Compositeur hors classe, arrangeur hors pair et chef d’orchestre hors norme, le prolixe pianiste aura illustré toutes ces facettes à toutes les époques. Il fait sonner ses big bands comme un piano et ses solos comme de complexes architectures, déployant à chaque instant des harmoniques surprenants et des rythmiques sans équivalent, sans briser ce fragile fil mélodique qu’il maintient du bout des doigts. Et puis il y a les duos, «la formule qui m’excite le plus» admet-il dans le même entretien. «C’est encore plus enrichissant que le solo parce que on a une donnée sur laquelle il faut s’adapter […], c’est un exercice passionnant d’autant qu’il est différent selon le soliste.
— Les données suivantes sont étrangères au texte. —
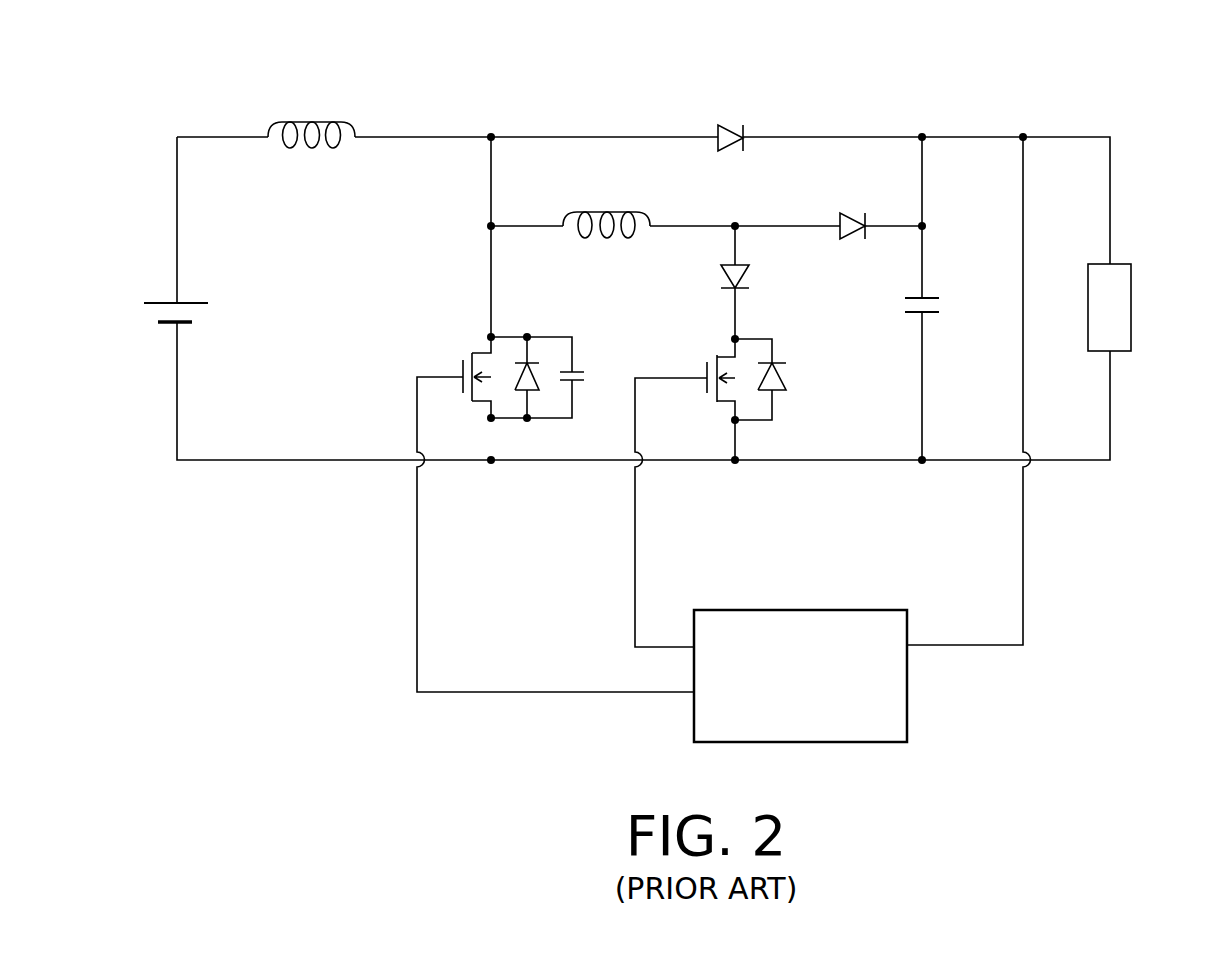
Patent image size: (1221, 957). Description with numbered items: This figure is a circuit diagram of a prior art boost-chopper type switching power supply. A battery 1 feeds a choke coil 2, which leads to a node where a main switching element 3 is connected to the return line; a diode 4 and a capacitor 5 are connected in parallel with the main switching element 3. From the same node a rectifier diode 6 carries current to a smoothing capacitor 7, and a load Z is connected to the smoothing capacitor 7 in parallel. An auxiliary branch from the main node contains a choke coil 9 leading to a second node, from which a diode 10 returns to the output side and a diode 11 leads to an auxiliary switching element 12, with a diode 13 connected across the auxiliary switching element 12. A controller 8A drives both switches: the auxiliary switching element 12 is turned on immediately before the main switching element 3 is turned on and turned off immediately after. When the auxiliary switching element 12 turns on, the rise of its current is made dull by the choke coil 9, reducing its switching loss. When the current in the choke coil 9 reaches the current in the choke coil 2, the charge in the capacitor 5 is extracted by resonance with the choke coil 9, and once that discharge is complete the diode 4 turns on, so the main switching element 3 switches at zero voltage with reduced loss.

The battery 1 is at (157, 300).
The choke coil 2 is at (313, 120).
The main switching element 3 is at (470, 350).
The diode 4 is at (520, 393).
The capacitor 5 is at (565, 383).
The rectifier diode 6 is at (733, 122).
The smoothing capacitor 7 is at (930, 296).
The controller 8A is at (800, 608).
The choke coil 9 is at (608, 210).
The diode 10 is at (850, 210).
The diode 11 is at (750, 277).
The auxiliary switching element 12 is at (710, 355).
The diode 13 is at (766, 395).
The load Z is at (1131, 305).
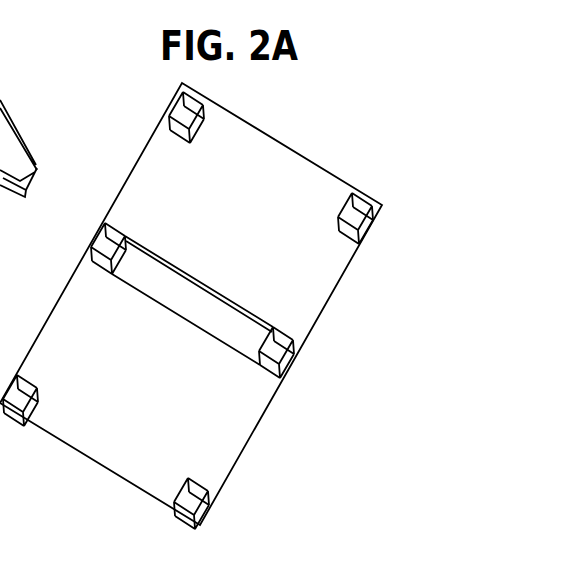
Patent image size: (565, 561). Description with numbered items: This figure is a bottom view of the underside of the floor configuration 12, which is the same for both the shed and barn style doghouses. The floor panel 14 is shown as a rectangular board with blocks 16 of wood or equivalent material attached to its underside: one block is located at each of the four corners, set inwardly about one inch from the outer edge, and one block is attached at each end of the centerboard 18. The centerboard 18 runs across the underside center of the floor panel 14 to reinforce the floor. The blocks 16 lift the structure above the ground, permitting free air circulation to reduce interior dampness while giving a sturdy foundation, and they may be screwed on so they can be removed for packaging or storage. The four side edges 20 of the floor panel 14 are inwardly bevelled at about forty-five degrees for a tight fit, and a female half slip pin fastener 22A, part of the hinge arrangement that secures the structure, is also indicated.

The floor configuration 12 is at (312, 145).
The floor panel 14 is at (144, 163).
The blocks 16 is at (100, 265).
The centerboard 18 is at (262, 316).
The side edges 20 is at (356, 187).
The female half slip pin fastener 22A is at (0, 133).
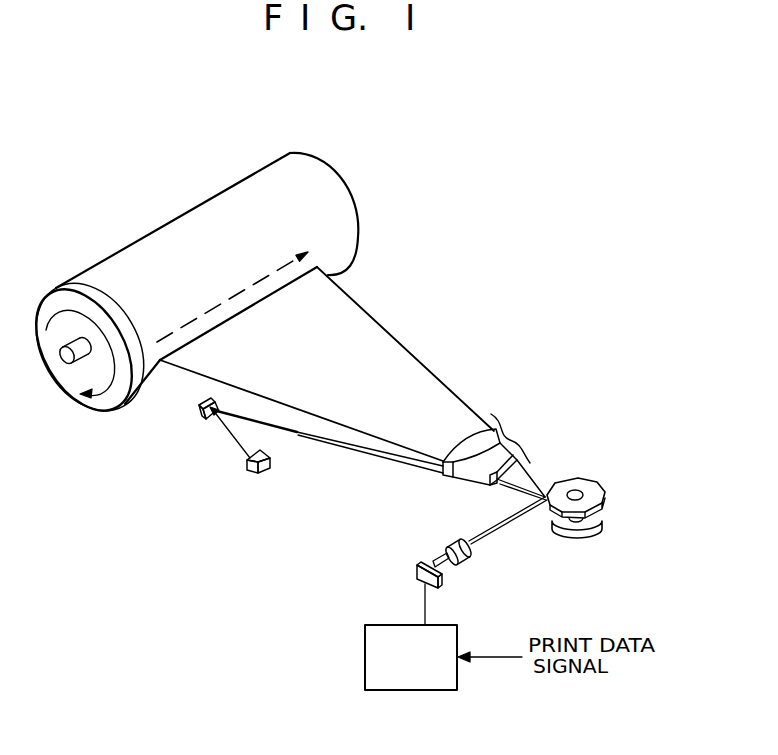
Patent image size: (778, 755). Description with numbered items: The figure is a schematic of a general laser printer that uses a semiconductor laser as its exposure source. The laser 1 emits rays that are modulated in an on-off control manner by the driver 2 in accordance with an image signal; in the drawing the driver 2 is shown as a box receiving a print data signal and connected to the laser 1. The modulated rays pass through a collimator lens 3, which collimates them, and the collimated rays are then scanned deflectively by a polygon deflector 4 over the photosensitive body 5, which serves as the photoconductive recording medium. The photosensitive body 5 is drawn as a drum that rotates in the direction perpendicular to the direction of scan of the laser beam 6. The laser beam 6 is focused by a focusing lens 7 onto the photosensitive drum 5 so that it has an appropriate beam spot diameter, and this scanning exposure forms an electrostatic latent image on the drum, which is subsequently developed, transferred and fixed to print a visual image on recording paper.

The laser 1 is at (415, 573).
The driver 2 is at (365, 653).
The collimator lens 3 is at (466, 561).
The polygon deflector 4 is at (550, 512).
The photosensitive body 5 is at (353, 215).
The laser beam 6 is at (368, 317).
The focusing lens 7 is at (520, 438).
Chacun vous impose une façon d’être multiple, et être multiple, c’est un jeu formidable.» L’autodidacte y aura exprimé toute sa singularité, à l’image de sa féconde relation avec le saxophoniste Lee Konitz dont témoigne le bien nommé Duplicity (1978). Une qualité que soulignent les dialogues qu’il engage avec d’autres pianistes, à commencer par Hampton Hawes dans un passionnant Key For Two (1968) qui illustre une leçon essentielle de l’art de Martial Solal : être à l’écoute pour aller au-delà de soi.
Passeur soucieux de ne pas se laisser cantonner dans des chapelles, aussi belles soient-elles, ce pédagogue adepte de la transmission aura engendré une filiation – sans parler de sa fille, Claudia, chanteuse – de pianistes français, de Manuel Rocheman à Stéphan Oliva – là encore, dans des gammes chromatiques des plus variées – qui ne manquent jamais de dire ce qu’ils doivent à ce «parrain», lequel a donné son nom à un prestigieux concours de piano et fut honoré en 1999 du Jazzpar Prize, le «Nobel du jazz». De ce jazz dont il aimait à dire qu’il aura été «la bande-son du XXe siècle», Martial Solal aura su donner une vision tout à la fois kaléidoscopique et unique. Une musique qui l’aura hissé aux côtés de ceux qu’il aura tant aimés, Charlie Parker, qui fut son déclic, et Duke Ellington, auquel il aura consacré deux albums entiers.
(1) Martial Solal, compositeur de l’instant, éditions Michel de Maule, 2005.